CFDs futures and options are all derivatives and have pros and cons to how they can each be bought and sold in the market. Futures originate in the commodities market, and simply put, they contain within them a set date to sell the future back to someone.
The speculation on the price increasing or decreasing defines the value the investor might make on the contract. A CFD has neither an expiry date nor a set price and is usually priced in relation to the fixed cost of futures by brokers. Options are almost in between the other two.
There’s an agreed expiry date, however, the investor has the option to either ‘put’ or ‘call’ – either purchase the asset or sell it. That choice is usually defined by whether the price is high or low.
Whichever derivative you choose to work with, understanding the characteristics of the instruments has to be priority number one. Do your homework, as they say.
Chasing the Wrong Thing
A lot of investing discourse is usually about the next ‘big thing.’ There’s nothing wrong with speculating on assets and their potential trajectories. However, the need to research the background of an asset or stock is far better for making decisions on your investments.

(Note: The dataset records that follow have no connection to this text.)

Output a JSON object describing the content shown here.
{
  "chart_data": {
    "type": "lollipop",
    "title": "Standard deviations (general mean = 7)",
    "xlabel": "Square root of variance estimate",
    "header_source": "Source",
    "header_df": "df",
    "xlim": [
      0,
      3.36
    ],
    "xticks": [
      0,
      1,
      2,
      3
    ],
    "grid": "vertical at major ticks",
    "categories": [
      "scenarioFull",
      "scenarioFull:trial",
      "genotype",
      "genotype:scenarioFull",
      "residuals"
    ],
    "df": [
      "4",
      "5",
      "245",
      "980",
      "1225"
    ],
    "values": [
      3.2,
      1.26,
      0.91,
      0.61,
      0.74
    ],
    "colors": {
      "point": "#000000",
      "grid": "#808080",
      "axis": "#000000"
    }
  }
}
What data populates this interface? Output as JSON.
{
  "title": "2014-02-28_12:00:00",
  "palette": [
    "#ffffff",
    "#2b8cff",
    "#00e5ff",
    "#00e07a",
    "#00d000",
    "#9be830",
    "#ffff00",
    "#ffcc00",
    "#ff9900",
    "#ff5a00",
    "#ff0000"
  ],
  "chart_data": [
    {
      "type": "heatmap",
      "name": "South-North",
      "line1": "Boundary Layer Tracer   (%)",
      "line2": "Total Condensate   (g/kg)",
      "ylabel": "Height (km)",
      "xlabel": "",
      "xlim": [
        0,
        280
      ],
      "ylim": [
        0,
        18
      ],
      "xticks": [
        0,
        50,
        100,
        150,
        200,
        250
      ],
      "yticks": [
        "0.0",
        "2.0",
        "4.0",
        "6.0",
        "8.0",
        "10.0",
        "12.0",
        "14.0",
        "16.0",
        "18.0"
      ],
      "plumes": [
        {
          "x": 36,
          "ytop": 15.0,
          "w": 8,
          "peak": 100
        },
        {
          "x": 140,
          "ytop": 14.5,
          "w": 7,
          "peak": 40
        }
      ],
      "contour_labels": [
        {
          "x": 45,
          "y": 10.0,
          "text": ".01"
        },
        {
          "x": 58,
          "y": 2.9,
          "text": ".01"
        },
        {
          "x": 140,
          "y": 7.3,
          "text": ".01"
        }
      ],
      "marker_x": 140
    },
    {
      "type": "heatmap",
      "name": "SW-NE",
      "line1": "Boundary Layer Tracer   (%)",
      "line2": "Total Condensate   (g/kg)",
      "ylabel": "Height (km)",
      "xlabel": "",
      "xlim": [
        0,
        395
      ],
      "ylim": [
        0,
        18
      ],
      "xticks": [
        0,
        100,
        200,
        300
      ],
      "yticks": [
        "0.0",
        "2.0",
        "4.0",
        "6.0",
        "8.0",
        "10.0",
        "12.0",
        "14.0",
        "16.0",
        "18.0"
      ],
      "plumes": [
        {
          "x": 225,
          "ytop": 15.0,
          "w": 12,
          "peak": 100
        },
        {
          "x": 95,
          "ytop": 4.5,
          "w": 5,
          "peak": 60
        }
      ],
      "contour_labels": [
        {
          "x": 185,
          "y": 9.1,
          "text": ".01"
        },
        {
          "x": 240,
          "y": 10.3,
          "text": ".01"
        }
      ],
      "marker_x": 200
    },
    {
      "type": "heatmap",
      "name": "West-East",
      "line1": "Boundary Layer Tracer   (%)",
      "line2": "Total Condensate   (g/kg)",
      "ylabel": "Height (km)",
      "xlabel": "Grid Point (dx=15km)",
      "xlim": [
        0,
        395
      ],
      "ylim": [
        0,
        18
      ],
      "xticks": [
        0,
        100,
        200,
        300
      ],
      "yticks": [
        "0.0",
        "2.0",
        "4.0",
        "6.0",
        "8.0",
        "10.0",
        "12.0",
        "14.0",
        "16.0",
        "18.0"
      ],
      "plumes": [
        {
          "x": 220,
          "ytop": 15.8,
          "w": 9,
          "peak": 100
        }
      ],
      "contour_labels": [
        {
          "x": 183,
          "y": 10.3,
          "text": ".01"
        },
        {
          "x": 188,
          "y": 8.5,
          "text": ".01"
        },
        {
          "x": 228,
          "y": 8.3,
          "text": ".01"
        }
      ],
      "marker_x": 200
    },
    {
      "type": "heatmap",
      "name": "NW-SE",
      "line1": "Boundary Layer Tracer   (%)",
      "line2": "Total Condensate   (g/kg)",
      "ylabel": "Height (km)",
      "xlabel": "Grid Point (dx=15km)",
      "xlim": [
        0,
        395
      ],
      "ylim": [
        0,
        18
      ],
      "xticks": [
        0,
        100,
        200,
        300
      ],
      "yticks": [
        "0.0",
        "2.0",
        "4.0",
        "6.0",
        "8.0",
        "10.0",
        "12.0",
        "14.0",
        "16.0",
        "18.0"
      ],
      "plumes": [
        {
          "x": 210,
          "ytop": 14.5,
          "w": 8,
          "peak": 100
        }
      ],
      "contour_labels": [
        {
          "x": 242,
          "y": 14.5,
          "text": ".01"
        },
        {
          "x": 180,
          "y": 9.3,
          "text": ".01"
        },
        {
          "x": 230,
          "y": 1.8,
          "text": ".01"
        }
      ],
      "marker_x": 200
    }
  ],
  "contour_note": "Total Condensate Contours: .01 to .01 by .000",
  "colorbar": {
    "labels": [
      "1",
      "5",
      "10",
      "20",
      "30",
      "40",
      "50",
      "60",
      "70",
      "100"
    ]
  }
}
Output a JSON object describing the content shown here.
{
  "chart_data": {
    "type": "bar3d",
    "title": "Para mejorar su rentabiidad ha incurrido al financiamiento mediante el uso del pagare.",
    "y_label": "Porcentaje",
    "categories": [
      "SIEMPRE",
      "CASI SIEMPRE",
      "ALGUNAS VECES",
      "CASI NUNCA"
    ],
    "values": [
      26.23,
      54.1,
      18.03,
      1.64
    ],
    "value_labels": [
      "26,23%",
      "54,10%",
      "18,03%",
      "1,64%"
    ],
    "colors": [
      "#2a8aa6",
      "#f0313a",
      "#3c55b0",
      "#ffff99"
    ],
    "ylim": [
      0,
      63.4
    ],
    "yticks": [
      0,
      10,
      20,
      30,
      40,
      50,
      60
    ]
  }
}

Should you choose to invest directly into companies, financial accounts, annual reports, and major news can reveal the fundamental of a stock, and indicate its intrinsic value to a better extent. Finding a way to measure the underlying value of what you want to invest in can be time-consuming and complex, but hugely worthwhile.
Any investor worth their salt will have a plan tied to their portfolio, defining their entry and exit points, and how much risk they want to take on. This can also require a periodical rebalancing of a portfolio to stay true to your investment plan.
A novice wouldn’t dream of selling an asset that’s up and buying an underperforming one – however, the experienced individual knows better. A portfolio that follows market returns only ends up being overweight at market peaks and underweighted at market lows.
As you explore more of the investment world, your confidence working with different assets, and riding the natural ups and downs of the market will become hugely valuable habits. However, the basics of investing won’t change. The foundation of knowledge you begin with will shape how you grow as an investor through your life, and that’s why it’s worth doing right.